Bob was holding up his hand, indicating that he was OK. I knew he would be fine – both he and Peter are avid whitewater river boarders, used to being in cold, fast water. We had a crew member, Jamie, assigned to spot him – to maintain the visual at all times. If you get too far away, you hold your arm out to mark the direction where you last saw the MOB.
Kite down, we came about and motored upwind to pick Bob up. As we approached, Peter started squawking, “Bob! Don’t swim away!” Apparently it looked to Bob like we were going to run him over!
The hardest part was getting Bob back onto the boat. Fortunately, Wildcard has an open transom but still, it took about five guys to haul him up. Brackets on the transom for the swim ladder were catching on his life jacket. Would the swim ladder have helped? Probably not much, in those conditions. It would have been mostly in the way.
When we finally had him back on the boat, sailing home downwind under mainsail only (running the engine in gear disqualified us from the racing) and everybody had cracked open a beer, Bob said that it really wasn’t that bad. The water was 20 degrees warmer than the American River water he’d been in the weekend before, and he floated high because he’d elected to wear his whitewater life jacket instead of his lighter sailing PFD. But he did acknowledge that a person who wasn’t used to being in the water, and who wasn’t wearing as much flotation and couldn’t get his head above the waves, could panic and aspirate water. And would be harder to see.
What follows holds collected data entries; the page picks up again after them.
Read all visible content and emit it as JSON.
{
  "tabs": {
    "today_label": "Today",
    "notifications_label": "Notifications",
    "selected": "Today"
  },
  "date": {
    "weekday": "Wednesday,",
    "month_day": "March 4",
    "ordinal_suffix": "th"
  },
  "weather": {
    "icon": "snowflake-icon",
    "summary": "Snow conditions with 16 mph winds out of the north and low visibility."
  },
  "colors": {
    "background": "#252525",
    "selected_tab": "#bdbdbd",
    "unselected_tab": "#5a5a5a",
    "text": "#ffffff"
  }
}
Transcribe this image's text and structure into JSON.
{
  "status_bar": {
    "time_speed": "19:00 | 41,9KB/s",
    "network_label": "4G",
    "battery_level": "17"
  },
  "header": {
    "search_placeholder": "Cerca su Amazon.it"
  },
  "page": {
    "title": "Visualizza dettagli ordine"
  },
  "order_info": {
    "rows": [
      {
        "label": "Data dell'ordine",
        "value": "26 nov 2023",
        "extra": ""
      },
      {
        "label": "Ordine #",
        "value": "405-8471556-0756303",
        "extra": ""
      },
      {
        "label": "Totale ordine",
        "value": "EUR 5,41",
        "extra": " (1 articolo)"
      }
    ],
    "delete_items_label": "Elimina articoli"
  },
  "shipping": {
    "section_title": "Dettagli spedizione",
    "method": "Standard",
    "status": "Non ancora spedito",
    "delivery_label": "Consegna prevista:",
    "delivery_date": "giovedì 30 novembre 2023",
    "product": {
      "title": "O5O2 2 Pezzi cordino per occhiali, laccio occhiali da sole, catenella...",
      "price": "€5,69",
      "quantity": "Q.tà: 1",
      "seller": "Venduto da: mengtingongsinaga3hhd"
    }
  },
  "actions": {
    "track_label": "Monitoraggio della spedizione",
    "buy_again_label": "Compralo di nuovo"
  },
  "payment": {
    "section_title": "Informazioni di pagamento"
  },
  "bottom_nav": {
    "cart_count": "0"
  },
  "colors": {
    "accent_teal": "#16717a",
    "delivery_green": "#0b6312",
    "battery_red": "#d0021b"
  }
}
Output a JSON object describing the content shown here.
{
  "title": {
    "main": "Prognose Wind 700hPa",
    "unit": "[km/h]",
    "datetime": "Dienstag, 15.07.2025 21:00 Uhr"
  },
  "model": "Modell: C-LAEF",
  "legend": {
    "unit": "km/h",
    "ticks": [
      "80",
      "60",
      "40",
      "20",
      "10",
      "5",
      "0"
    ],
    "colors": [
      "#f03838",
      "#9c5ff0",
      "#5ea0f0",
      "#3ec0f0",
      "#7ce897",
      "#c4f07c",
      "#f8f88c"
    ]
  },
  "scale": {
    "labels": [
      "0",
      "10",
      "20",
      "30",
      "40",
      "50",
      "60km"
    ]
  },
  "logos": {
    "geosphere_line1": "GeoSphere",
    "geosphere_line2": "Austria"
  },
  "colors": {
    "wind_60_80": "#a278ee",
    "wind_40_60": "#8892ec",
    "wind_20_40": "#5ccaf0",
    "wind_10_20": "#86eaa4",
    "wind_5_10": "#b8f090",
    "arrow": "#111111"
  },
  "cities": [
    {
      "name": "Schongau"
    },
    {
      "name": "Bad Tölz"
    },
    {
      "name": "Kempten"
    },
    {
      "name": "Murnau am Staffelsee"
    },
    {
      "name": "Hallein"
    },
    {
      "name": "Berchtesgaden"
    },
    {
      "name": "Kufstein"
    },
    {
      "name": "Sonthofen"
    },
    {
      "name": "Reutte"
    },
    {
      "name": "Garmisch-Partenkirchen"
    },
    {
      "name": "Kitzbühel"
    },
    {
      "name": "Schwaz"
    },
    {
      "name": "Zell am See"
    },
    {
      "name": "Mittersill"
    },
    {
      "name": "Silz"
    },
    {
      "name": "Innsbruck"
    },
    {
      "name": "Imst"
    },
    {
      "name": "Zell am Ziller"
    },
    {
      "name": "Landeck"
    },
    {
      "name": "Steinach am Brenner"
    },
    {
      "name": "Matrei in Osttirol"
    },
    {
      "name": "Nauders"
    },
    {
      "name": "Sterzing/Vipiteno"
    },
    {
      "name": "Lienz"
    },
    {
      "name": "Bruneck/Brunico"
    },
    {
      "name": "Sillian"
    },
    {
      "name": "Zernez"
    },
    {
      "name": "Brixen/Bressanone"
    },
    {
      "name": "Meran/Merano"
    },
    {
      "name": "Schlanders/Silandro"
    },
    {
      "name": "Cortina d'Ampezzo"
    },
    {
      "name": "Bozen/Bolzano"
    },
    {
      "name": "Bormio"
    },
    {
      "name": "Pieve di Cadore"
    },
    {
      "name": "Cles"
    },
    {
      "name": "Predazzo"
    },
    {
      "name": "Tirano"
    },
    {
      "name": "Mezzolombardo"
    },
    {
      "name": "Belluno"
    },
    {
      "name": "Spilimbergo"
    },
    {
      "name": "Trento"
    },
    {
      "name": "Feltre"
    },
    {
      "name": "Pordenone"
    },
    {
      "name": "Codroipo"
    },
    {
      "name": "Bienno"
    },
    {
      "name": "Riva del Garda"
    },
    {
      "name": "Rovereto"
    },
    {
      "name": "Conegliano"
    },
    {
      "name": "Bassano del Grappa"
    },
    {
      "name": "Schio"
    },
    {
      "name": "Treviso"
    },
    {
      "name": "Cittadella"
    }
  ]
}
Here’s a video of river boarding – Bob designs and manufactures the Carlson River boards. He’s quite famous in the river rat world.
https://vimeo.com/138495028
Any time something happens, there are lessons to be learned. We have already removed the swim step brackets, we have a floating throw rope for rescue, and we have a little clip-on step that might help a person get a knee up to get on board. We are thinking about ways to make the cabin top safer – handles or jacklines to hold onto.
And I have been thinking about this: one reason we were able to execute such a smooth rescue was because it happened when the boat was under control, and everyone was calm and in position. That’s not always the case. I wonder how many overboard situations occur when all hell is breaking loose, versus how many happen because of a bit of carelessness. Bob was just – let’s be honest – not paying enough attention. He thought we were gybing. We weren’t. We were having a discussion, but we didn’t make the call. Which is another point. Always make sure your crew is prepared for a maneuver, and the call is clear – every time.
Before we even hit the dock, Bob was groaning, “I’ll never live this down.” He’s right; he won’t. Name jokes aside, these stories do live on forever. But never mind, because Bob’s been making the best of it. The story is in the April Latitude 38 magazine, and Bob is autographing copies!
Cheers, thanks for reading, and stay safe.